Every day we go on stage is an action for us, and a way of adding to positive change on this planet. And it’s also the buses on biodiesel, the recycling at home, choosing to buy green energy as opposed to regular types of energy. Those are the things anyone can do. Those are the things I’ve been doing for a long time — it’s just the right thing to do.
Are you planning to continue this in your future tours — offering the green tickets and the biodiesel, and all that?

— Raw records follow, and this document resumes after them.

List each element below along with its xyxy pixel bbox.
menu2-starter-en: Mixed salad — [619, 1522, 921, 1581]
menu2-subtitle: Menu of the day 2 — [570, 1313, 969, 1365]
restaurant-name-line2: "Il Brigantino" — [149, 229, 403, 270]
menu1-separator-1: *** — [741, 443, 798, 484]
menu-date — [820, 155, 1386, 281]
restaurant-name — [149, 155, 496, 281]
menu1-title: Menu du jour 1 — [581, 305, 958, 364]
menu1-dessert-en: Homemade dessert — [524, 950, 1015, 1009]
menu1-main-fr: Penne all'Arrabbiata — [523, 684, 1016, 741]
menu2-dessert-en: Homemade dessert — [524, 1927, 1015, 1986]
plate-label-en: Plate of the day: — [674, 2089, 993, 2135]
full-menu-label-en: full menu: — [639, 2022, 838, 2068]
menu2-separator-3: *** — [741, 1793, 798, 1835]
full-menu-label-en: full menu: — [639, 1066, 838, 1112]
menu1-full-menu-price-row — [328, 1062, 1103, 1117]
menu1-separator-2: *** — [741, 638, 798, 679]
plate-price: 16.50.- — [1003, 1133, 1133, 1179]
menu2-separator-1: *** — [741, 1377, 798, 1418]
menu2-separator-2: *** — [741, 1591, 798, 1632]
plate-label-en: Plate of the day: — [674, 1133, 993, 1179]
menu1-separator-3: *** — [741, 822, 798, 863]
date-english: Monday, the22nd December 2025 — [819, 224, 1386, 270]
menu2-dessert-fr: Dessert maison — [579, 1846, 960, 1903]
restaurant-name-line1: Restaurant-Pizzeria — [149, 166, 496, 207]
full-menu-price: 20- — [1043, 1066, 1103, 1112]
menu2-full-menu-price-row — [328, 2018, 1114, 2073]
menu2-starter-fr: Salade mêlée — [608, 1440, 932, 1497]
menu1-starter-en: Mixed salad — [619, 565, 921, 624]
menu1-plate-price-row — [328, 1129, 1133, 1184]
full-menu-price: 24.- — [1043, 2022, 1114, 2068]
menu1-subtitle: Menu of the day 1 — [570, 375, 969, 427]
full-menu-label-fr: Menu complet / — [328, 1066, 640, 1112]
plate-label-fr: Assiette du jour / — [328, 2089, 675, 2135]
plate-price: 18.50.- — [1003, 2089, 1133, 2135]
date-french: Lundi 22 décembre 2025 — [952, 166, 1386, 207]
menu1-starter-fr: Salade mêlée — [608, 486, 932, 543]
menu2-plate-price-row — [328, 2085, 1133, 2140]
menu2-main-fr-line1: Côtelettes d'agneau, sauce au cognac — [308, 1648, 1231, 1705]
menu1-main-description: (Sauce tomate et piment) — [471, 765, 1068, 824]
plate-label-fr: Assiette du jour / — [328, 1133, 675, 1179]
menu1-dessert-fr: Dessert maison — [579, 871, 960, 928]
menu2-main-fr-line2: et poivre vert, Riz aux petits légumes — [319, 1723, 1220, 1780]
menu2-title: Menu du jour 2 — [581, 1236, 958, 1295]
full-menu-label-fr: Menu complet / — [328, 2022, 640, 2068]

At the moment I think we’re just going to do it while it’s cool, and then when it dies out, we’ll just go back to being dickheads. [Laughs.]
I mean, yeah, of course. Once we started it, it was just the way to be done. And if you can do it, why wouldn’t you? These things are about common sense. This is not a right-wing debate, it’s not a left-wing debate, it’s not an environmental debate, it’s a human-being issue, a human issue. It’s the same when you see an old lady coming to a door, you open it up for her because that’s just the right thing to do. You treat people with respect — not because it’s the fad, or because it’s going to make you look good — because it’s the right thing to do.
You’ve mentioned a bunch of different issues that you support. Do you include any of this in your music? Do you mention it when you’re on stage, or in your lyrics?
We put a brochure [about renewable energy] in our latest CD, and that’s direct action as far as I’m concerned. That’s 100,000 people getting information that they don’t have to find from some site — it’s on their lap.
Nowadays … I’m more interested in looking at why we consume, and the way we consume. Why we always think the grass is greener on the other side. Why we always want one more flat-screen TV, and why we want a better nose, and all those things that end up making us destroy ourselves and each other. Why do individuals who run corporations that make billions of dollars in profit still want to make that little bit more off cutting out working conditions in their factories?
You can complain about it ’til the dogs come home; there’s always going to be dickheads. I’m more interested in why dickheads choose to be dickheads. And it’s usually not an evil thing; it gets back to being hit as a child or not loved enough, or being insecure. I find that really interesting. Because that’s where we’re going to really solve the problems, when people love themselves and are willing to be awake, rather than escaping.
That’s going to make some real big change in this world — when it’s not a Republican issue, when it’s not a Democratic issue, when it’s not an environmental issue, or a human-rights issue — when it’s actually about human beings loving themselves, loving each other, respecting themselves, and then, in due course, respecting other people, and other things. That’s the common denominator for me; when you peel all the layers off the onion, that seems to be the core issue.
I gave you way too much there! [Laughs.] I didn’t answer the question.
No, that was great. I’ve actually interviewed a lot of musicians, but nobody ever talks about [the] why.
It gets boring talking about pointing the finger. It doesn’t really do any good. Yeah, there’s something wrong, and people have been saying “there’s something wrong” for fucking thousands of years. And we’re still in this situation because we haven’t really dealt with the issue — which is us, you know? Us.